Regarding the preferences of the international market: I don't think they're primarily race-based. American films have dominated for decades because they're generally better-produced, better-shot, better-financed. To cite a historical example: in China in the 1920s, local filmmakers couldn't compete with Hollywood. But then talking pictures came in-- and in an age before dubbing, foreign films ceased to be easily translatable. There was a subsequent boom in Chinese silent film, lasting into the late 30s, but it had nothing to do with the complexion of the actors and everything to do with accessible product.
American films still have a reputation for delivering the highest-quality audiovisual experience. They don't have a lot of motivation to alter their casting methods.

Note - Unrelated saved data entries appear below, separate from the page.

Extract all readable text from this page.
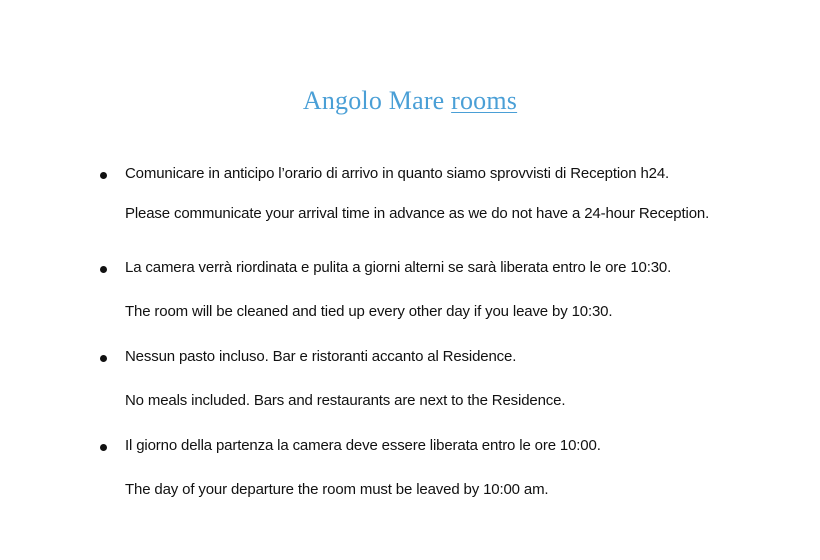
Angolo Mare rooms
Comunicare in anticipo l’orario di arrivo in quanto siamo sprovvisti di Reception h24.
Please communicate your arrival time in advance as we do not have a 24-hour Reception.
La camera verrà riordinata e pulita a giorni alterni se sarà liberata entro le ore 10:30.
The room will be cleaned and tied up every other day if you leave by 10:30.
Nessun pasto incluso. Bar e ristoranti accanto al Residence.
No meals included. Bars and restaurants are next to the Residence.
Il giorno della partenza la camera deve essere liberata entro le ore 10:00.
The day of your departure the room must be leaved by 10:00 am.
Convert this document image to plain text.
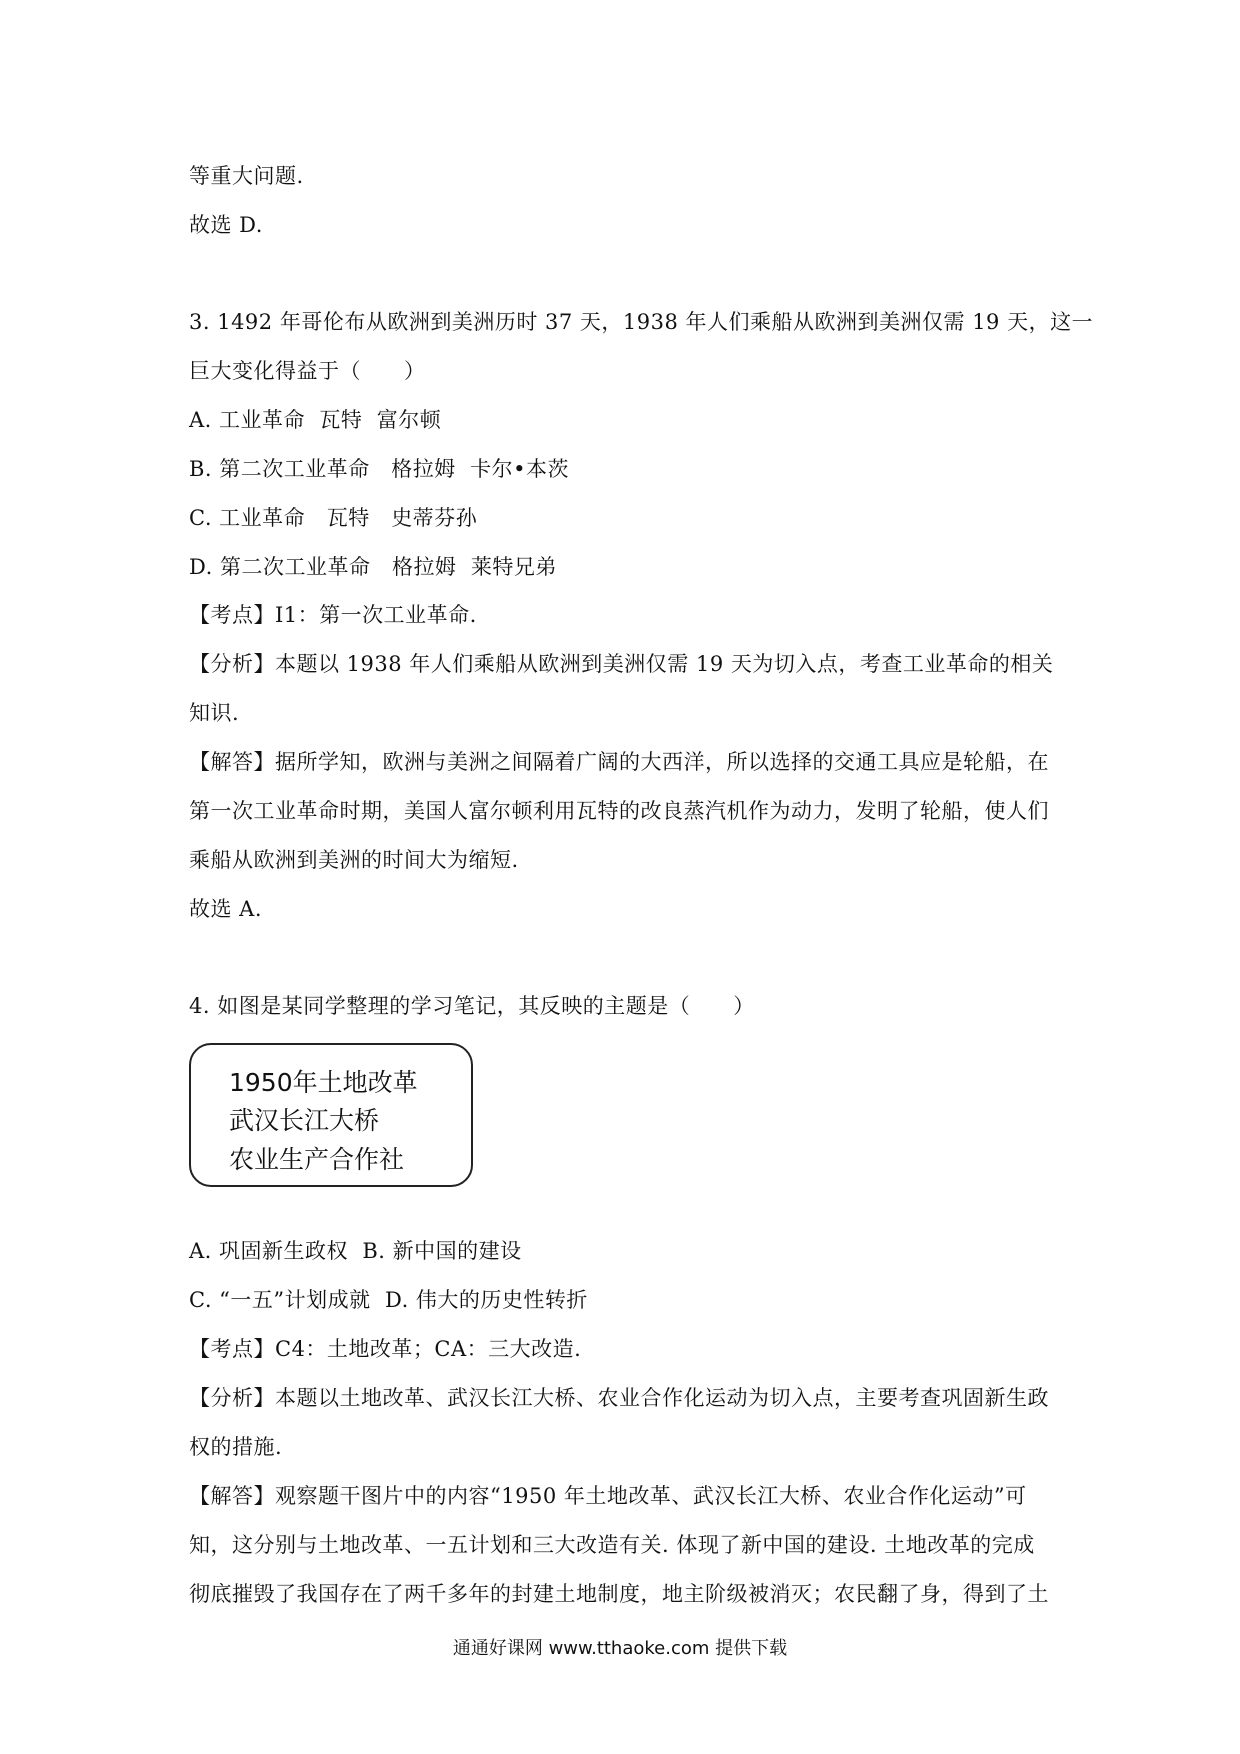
等重大问题.
故选 D.
3. 1492 年哥伦布从欧洲到美洲历时 37 天，1938 年人们乘船从欧洲到美洲仅需 19 天，这一
巨大变化得益于（　　）
A. 工业革命  瓦特  富尔顿
B. 第二次工业革命   格拉姆  卡尔•本茨
C. 工业革命   瓦特   史蒂芬孙
D. 第二次工业革命   格拉姆  莱特兄弟
【考点】I1：第一次工业革命.
【分析】本题以 1938 年人们乘船从欧洲到美洲仅需 19 天为切入点，考查工业革命的相关
知识.
【解答】据所学知，欧洲与美洲之间隔着广阔的大西洋，所以选择的交通工具应是轮船，在
第一次工业革命时期，美国人富尔顿利用瓦特的改良蒸汽机作为动力，发明了轮船，使人们
乘船从欧洲到美洲的时间大为缩短.
故选 A.
4. 如图是某同学整理的学习笔记，其反映的主题是（　　）
1950年土地改革
武汉长江大桥
农业生产合作社
A. 巩固新生政权  B. 新中国的建设
C. “一五”计划成就  D. 伟大的历史性转折
【考点】C4：土地改革；CA：三大改造.
【分析】本题以土地改革、武汉长江大桥、农业合作化运动为切入点，主要考查巩固新生政
权的措施.
【解答】观察题干图片中的内容“1950 年土地改革、武汉长江大桥、农业合作化运动”可
知，这分别与土地改革、一五计划和三大改造有关. 体现了新中国的建设. 土地改革的完成
彻底摧毁了我国存在了两千多年的封建土地制度，地主阶级被消灭；农民翻了身，得到了土
通通好课网 www.tthaoke.com 提供下载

Certainly part of Hollywood's success overseas has been the sheer quality of the film making (regardless of the quality of the scripts), but there is a strong belief among the studios that American films fronted by non-white actors and films that have a significant non-white cast do considerably less business overseas than those with white leads. This results in those films not getting international releases, or a select few getting very limited international releases. It also results in studios outright refusing to consider actors of color for lead roles in large releases, those big blockbusters that they are counting on to double or triple their box office take. Spike Lee, for one, has long argued against this traditional Hollywood thinking (and his Denzel-fronted flick, Inside Man, did over half its business internationally, proving his point). But to this day he can barely get his projects greenlit despite showing a film by a black director with a black lead could "travel" (despite his desire to make it, and despite its international profits, he still hasn't gotten a greenlight on a sequel to Inside Man, if you can believe it).

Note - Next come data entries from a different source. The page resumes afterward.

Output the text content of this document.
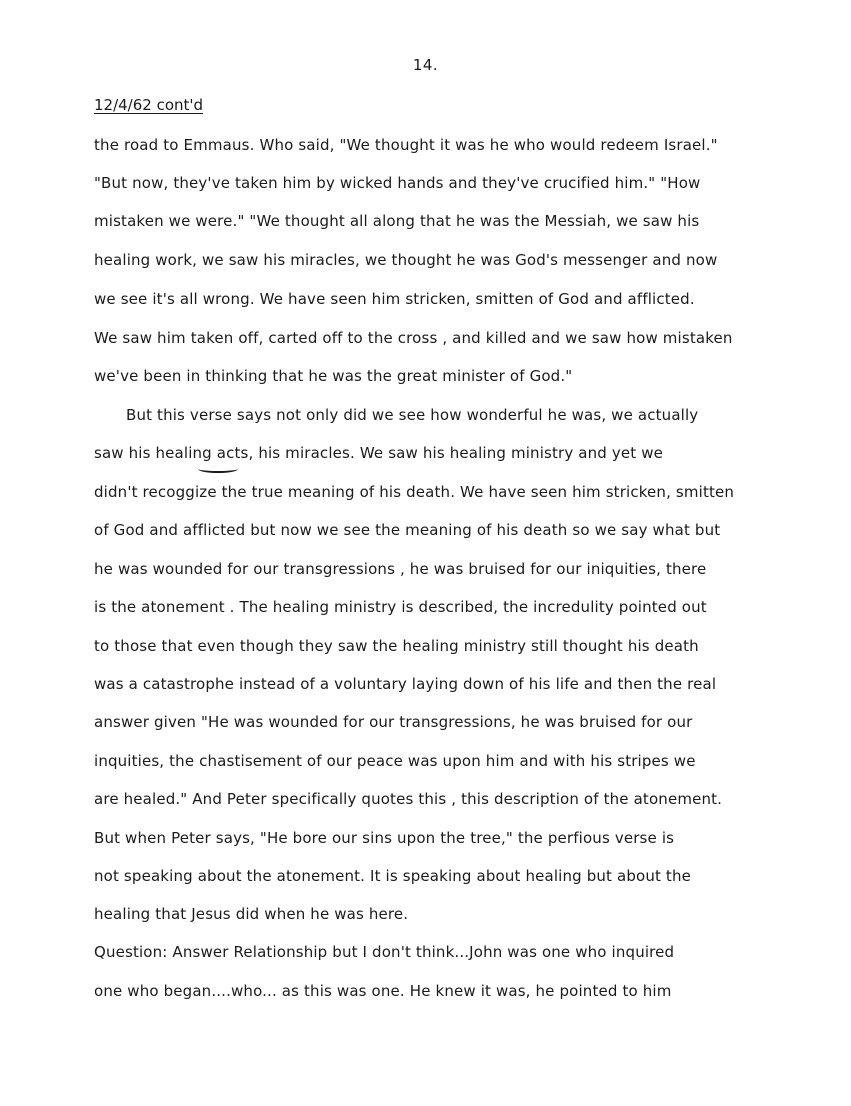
14.
12/4/62 cont'd
the road to Emmaus. Who said, "We thought it was he who would redeem Israel."
"But now, they've taken him by wicked hands and they've crucified him." "How
mistaken we were." "We thought all along that he was the Messiah, we saw his
healing work, we saw his miracles, we thought he was God's messenger and now
we see it's all wrong. We have seen him stricken, smitten of God and afflicted.
We saw him taken off, carted off to the cross , and killed and we saw how mistaken
we've been in thinking that he was the great minister of God."
But this verse says not only did we see how wonderful he was, we actually
saw his healing acts, his miracles. We saw his healing ministry and yet we
didn't recoggize the true meaning of his death. We have seen him stricken, smitten
of God and afflicted but now we see the meaning of his death so we say what but
he was wounded for our transgressions , he was bruised for our iniquities, there
is the atonement . The healing ministry is described, the incredulity pointed out
to those that even though they saw the healing ministry still thought his death
was a catastrophe instead of a voluntary laying down of his life and then the real
answer given "He was wounded for our transgressions, he was bruised for our
inquities, the chastisement of our peace was upon him and with his stripes we
are healed." And Peter specifically quotes this , this description of the atonement.
But when Peter says, "He bore our sins upon the tree," the perfious verse is
not speaking about the atonement. It is speaking about healing but about the
healing that Jesus did when he was here.
Question: Answer Relationship but I don't think...John was one who inquired
one who began....who... as this was one. He knew it was, he pointed to him
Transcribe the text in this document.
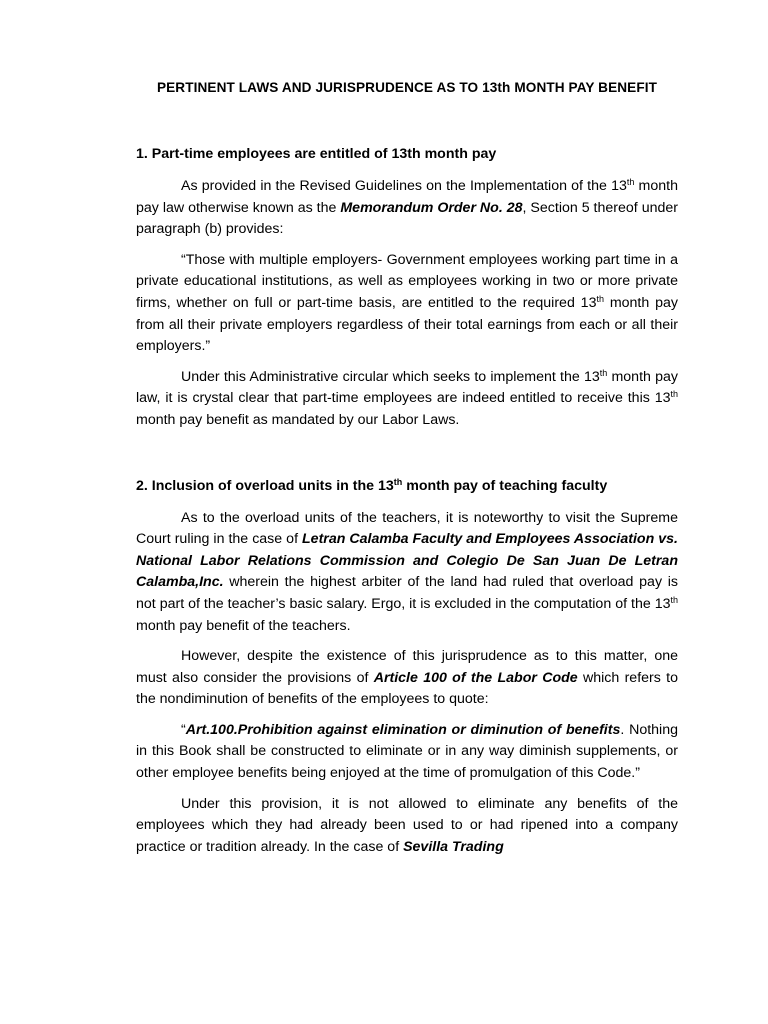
PERTINENT LAWS AND JURISPRUDENCE AS TO 13th MONTH PAY BENEFIT

1. Part-time employees are entitled of 13th month pay

As provided in the Revised Guidelines on the Implementation of the 13th month pay law otherwise known as the Memorandum Order No. 28, Section 5 thereof under paragraph (b) provides:

“Those with multiple employers- Government employees working part time in a private educational institutions, as well as employees working in two or more private firms, whether on full or part-time basis, are entitled to the required 13th month pay from all their private employers regardless of their total earnings from each or all their employers.”

Under this Administrative circular which seeks to implement the 13th month pay law, it is crystal clear that part-time employees are indeed entitled to receive this 13th month pay benefit as mandated by our Labor Laws.

2. Inclusion of overload units in the 13th month pay of teaching faculty

As to the overload units of the teachers, it is noteworthy to visit the Supreme Court ruling in the case of Letran Calamba Faculty and Employees Association vs. National Labor Relations Commission and Colegio De San Juan De Letran Calamba,Inc. wherein the highest arbiter of the land had ruled that overload pay is not part of the teacher’s basic salary. Ergo, it is excluded in the computation of the 13th month pay benefit of the teachers.

However, despite the existence of this jurisprudence as to this matter, one must also consider the provisions of Article 100 of the Labor Code which refers to the nondiminution of benefits of the employees to quote:

“Art.100.Prohibition against elimination or diminution of benefits. Nothing in this Book shall be constructed to eliminate or in any way diminish supplements, or other employee benefits being enjoyed at the time of promulgation of this Code.”

Under this provision, it is not allowed to eliminate any benefits of the employees which they had already been used to or had ripened into a company practice or tradition already. In the case of Sevilla Trading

We agree that international audiences aren't swayed in a significant manner one way or the other by the ethnicity of the lead - a point I was making in my previous post if that wasn't clear. But I don't believe Hollywood isn't motivated to change their casting because they feel they're already making a satisfactory amount of money overseas. Their willingness to compromise in the face of pressure from the Chinese government being one example of them trying to squeeze a few more dollars out of an international market that is already providing lucrative; the fear that a film titled, simply, "Captain America" wouldn't fly overseas was another - it's why "The First Avenger" was globbed on, to pacify those they thought might be a little anti-American or, more specifically, anti-America being up its own ass; making GI Joe an international organization rather than sticking to its US-based roots was probably the most gratuitously pandering to perceived international sensibilities of any recent flicks. I also think they rely on a very specific formula that they believe appeals to international audiences, and part of that formula is a white lead (Prince of Persia and the Last Airbender being two examples of films that were seemingly whitewashed specifically to appeal to larger audiences).

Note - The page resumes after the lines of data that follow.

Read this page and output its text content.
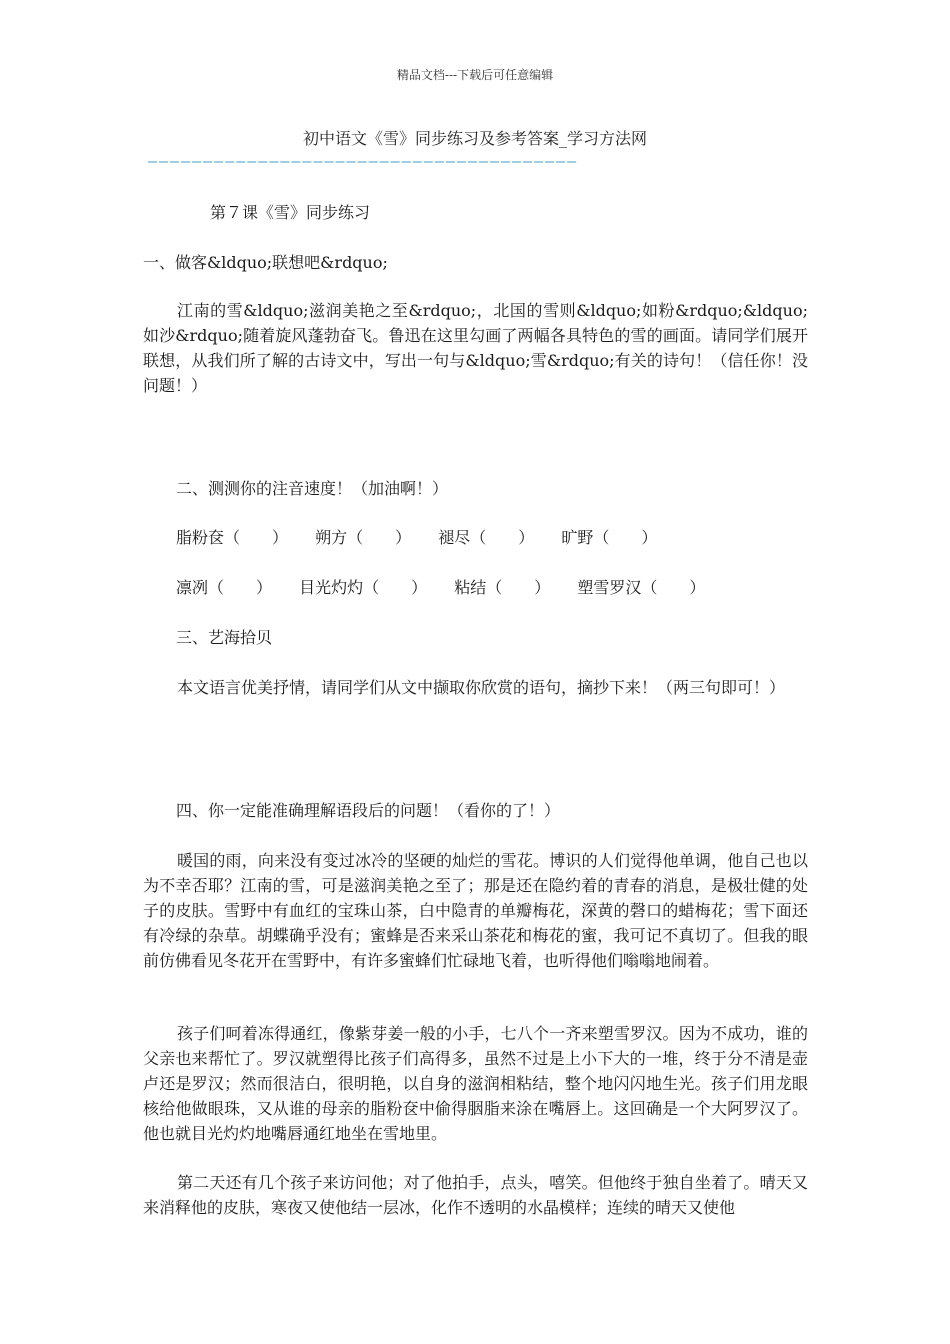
精品文档---下载后可任意编辑
初中语文《雪》同步练习及参考答案_学习方法网
———————————————————————————————————————
第７课《雪》同步练习
一、做客&ldquo;联想吧&rdquo;
江南的雪&ldquo;滋润美艳之至&rdquo;，北国的雪则&ldquo;如粉&rdquo;&ldquo;如沙&rdquo;随着旋风蓬勃奋飞。鲁迅在这里勾画了两幅各具特色的雪的画面。请同学们展开联想，从我们所了解的古诗文中，写出一句与&ldquo;雪&rdquo;有关的诗句！（信任你！没问题！）
二、测测你的注音速度！（加油啊！）
脂粉奁（　　） 朔方（　　） 褪尽（　　） 旷野（　　）
凛冽（　　） 目光灼灼（　　） 粘结（　　） 塑雪罗汉（　　）
三、艺海拾贝
本文语言优美抒情，请同学们从文中撷取你欣赏的语句，摘抄下来！（两三句即可！）
四、你一定能准确理解语段后的问题！（看你的了！）
暖国的雨，向来没有变过冰冷的坚硬的灿烂的雪花。博识的人们觉得他单调，他自己也以为不幸否耶？江南的雪，可是滋润美艳之至了；那是还在隐约着的青春的消息，是极壮健的处子的皮肤。雪野中有血红的宝珠山茶，白中隐青的单瓣梅花，深黄的磬口的蜡梅花；雪下面还有冷绿的杂草。胡蝶确乎没有；蜜蜂是否来采山茶花和梅花的蜜，我可记不真切了。但我的眼前仿佛看见冬花开在雪野中，有许多蜜蜂们忙碌地飞着，也听得他们嗡嗡地闹着。
孩子们呵着冻得通红，像紫芽姜一般的小手，七八个一齐来塑雪罗汉。因为不成功，谁的父亲也来帮忙了。罗汉就塑得比孩子们高得多，虽然不过是上小下大的一堆，终于分不清是壶卢还是罗汉；然而很洁白，很明艳，以自身的滋润相粘结，整个地闪闪地生光。孩子们用龙眼核给他做眼珠，又从谁的母亲的脂粉奁中偷得胭脂来涂在嘴唇上。这回确是一个大阿罗汉了。他也就目光灼灼地嘴唇通红地坐在雪地里。
第二天还有几个孩子来访问他；对了他拍手，点头，嘻笑。但他终于独自坐着了。晴天又来消释他的皮肤，寒夜又使他结一层冰，化作不透明的水晶模样；连续的晴天又使他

If they thought casting an Arab man would have boosted PoP's take by any percentage, they would have done so. If they thought casting Idris Elba would boost sales for a James Bond movie, I'm pretty sure you would see that. In fact, they tried once before casting a black actress in a role because of her name: Halle Berry as Catwoman. After failing to land some high profile white actresses, they figured that Berry would bring in more dollars than an unknown white actress. Well, they didn't count on the movie being such a disaster - though it did bring in slightly more overseas than it did domestically so they couldn't put that one on international tastes. And I'm sure the lesson they took out of that wasn't "make a better movie" but rather "cast a big name white actress and it doesn't matter if your movie sucks."
One reason I'm a big fan of the Wachowskis is that they have shown themselves to be fearless when it comes to the ethnic makeup of their films. They tried to get Will Smith as their lead in The Matrix. Despite failing to do so, they still put together one of the most diverse casts for a blockbuster in recent memory, with a central role going to Laurence Fishburne and a future society that puts other sci-fi films to shame when it comes to diversity. And their latest release, Cloud Atlas, seems to include a very front and center romance between Tom Hanks and Halle Berry. But despite numerous examples to the contrary, Hollywood still acts as if non-white casting is box office suicide.